MPH-PGI Keluarkan Pesan Pastoral Jelang Pilkada 2020

120
Ketua Umum.PGI, Pdt. Gomar Gultom, M.Th.

Narwastu.id – Pemilihan Kepala Daerah (Pilkada) di 270 daerah yang tersebar di 9 provinsi, 224 kabupaten, dan 37 kota di Indonesia  akan dilaksanakan pada 9 Desember 2020 mendatang. Menyadari tugas panggilan gereja untuk membangun masyarakat berkeadaban bersama semua orang yang berkehendak baik, Majelis Pekerja Harian Persekutuan Gereja-gereja di Indonesia (MPH-PGI) merasa perlu untuk menerbitkan pesan pastoral sebagai rujukan bagi gereja-gereja di Indonesia dalam menyambut pilkada ini.

Dalam pesan pastoralnya, MPH-PGI mengingatkan beberapa hal, pertama, gunakan hak pilih sebagai bentuk tanggung jawab iman dan tanggung jawab kewarganegaraan Anda. Dengan memilih, Anda mengambil bagian dalam pelaksanaan panggilan gereja melayani bangsa ini dalam kerangka teologis kasih Allah kepada dunia melalui gereja. Melalui pilkada kita memilih pemimpin daerah yang akan menduduki jabatan selama lima tahun ke depan.  “Sebagai warga negara kita terpanggil untuk menjadikan pilkada sebagai sarana untuk mengembangkan kualitas demokrasi substansial demi terwujudnya kebaikan bersama. Melalui pilkada pula kita melakukan kontrol dan koreksi terhadap kekuasaan dengan cara menolak memilih mereka yang tidak memiliki rekam jejak yang kuat dalam pengelolaan kekuasaan sebagai alat untuk melayani masyarakat. Sebaliknya, memilih mereka yang diyakini mampu mengelola kekuasaan dalam pengertian dan pewartaan Yesus tentang Kerajaan Allah, di mana kekuasaan dinyatakan melalui pelayanan kasih dan keadilan terhadap sesama dengan semangat pelayanan sebagaimana yang ditunjukkan oleh Yesus (Lukas 22:26),” demikian pesan tersebut.

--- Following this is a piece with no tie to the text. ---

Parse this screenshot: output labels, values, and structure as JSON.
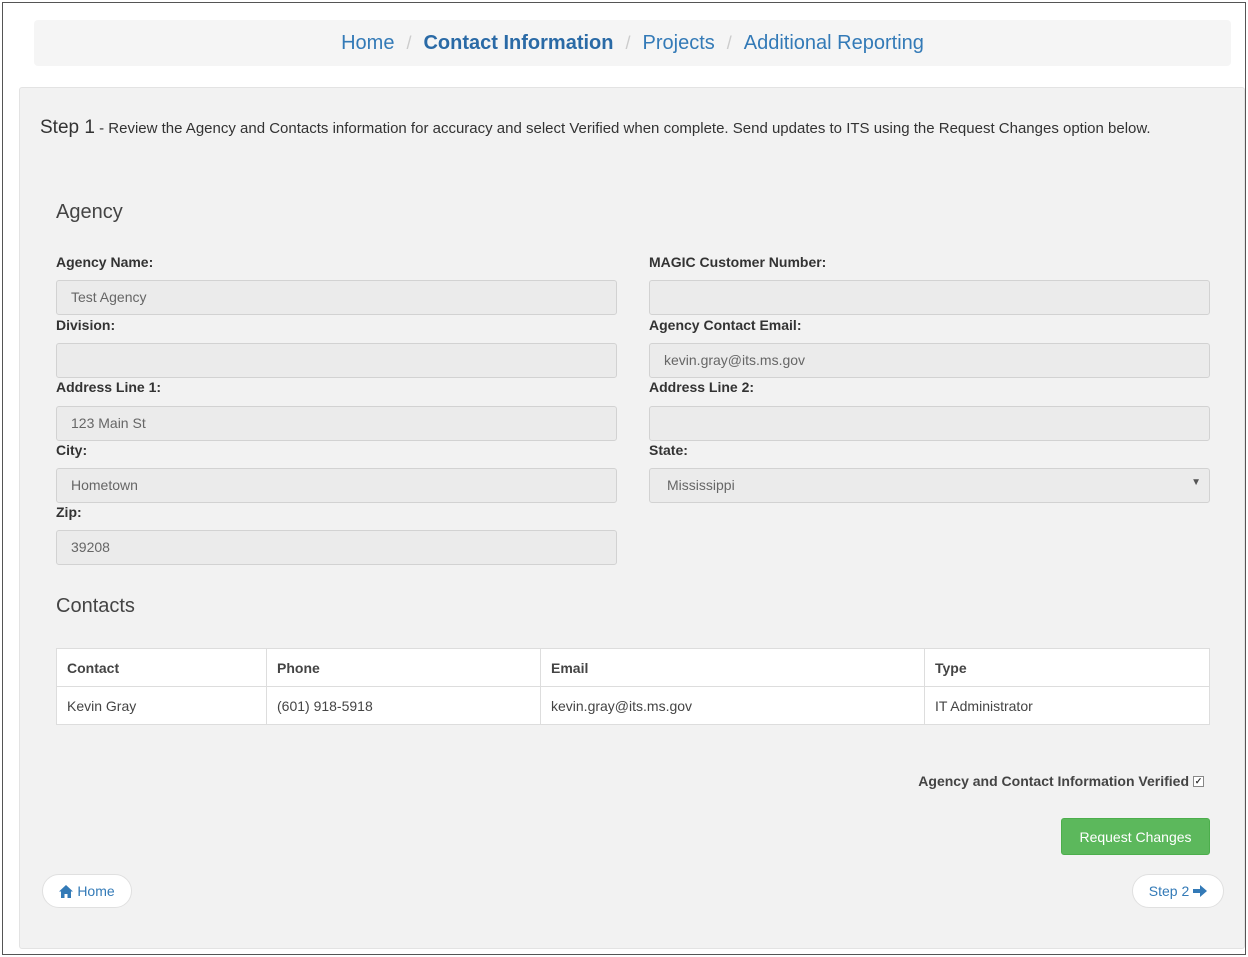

Pilkada dalam pengertian ini merupakan instrumen kedaulatan rakyat untuk memberikan apresiasi maupun penghukuman terhadap calon pemimpin dan partai-partai pengusungnya, berdasarkan kesungguhan kerjanya bagi kesejahteraan rakyat. Kedua, lawan politik uang. Partisipasi politik Kristen tidak boleh tersandera oleh sikap yang pragmatis dan transaksional. Gereja harus menjauhkan diri dari praktik-praktik menjual suaranya kepada calon kepala daerah demi alasan-alasan kebutuhan dana bagi pengembangan pelayanan atau pembangunan di lingkungan gereja. Gereja sebaliknya, harus mengelola fungsi dan peran edukasinya kepada umat dan kepada calon kepala daerah bahwa politik uang merusak substansi demokrasi kita, dan secara moral berdosa. Berbagai pesan dalam Alkitab dengan tegas menentang perilaku transaksional yang tidak bermoral ini. Keluaran 23:8 menegaskan, “Suap janganlah kau terima, sebab suap membuat buta mata orang-orang yang melihat dan memutarbalikkan perkara orang-orang yang benar.”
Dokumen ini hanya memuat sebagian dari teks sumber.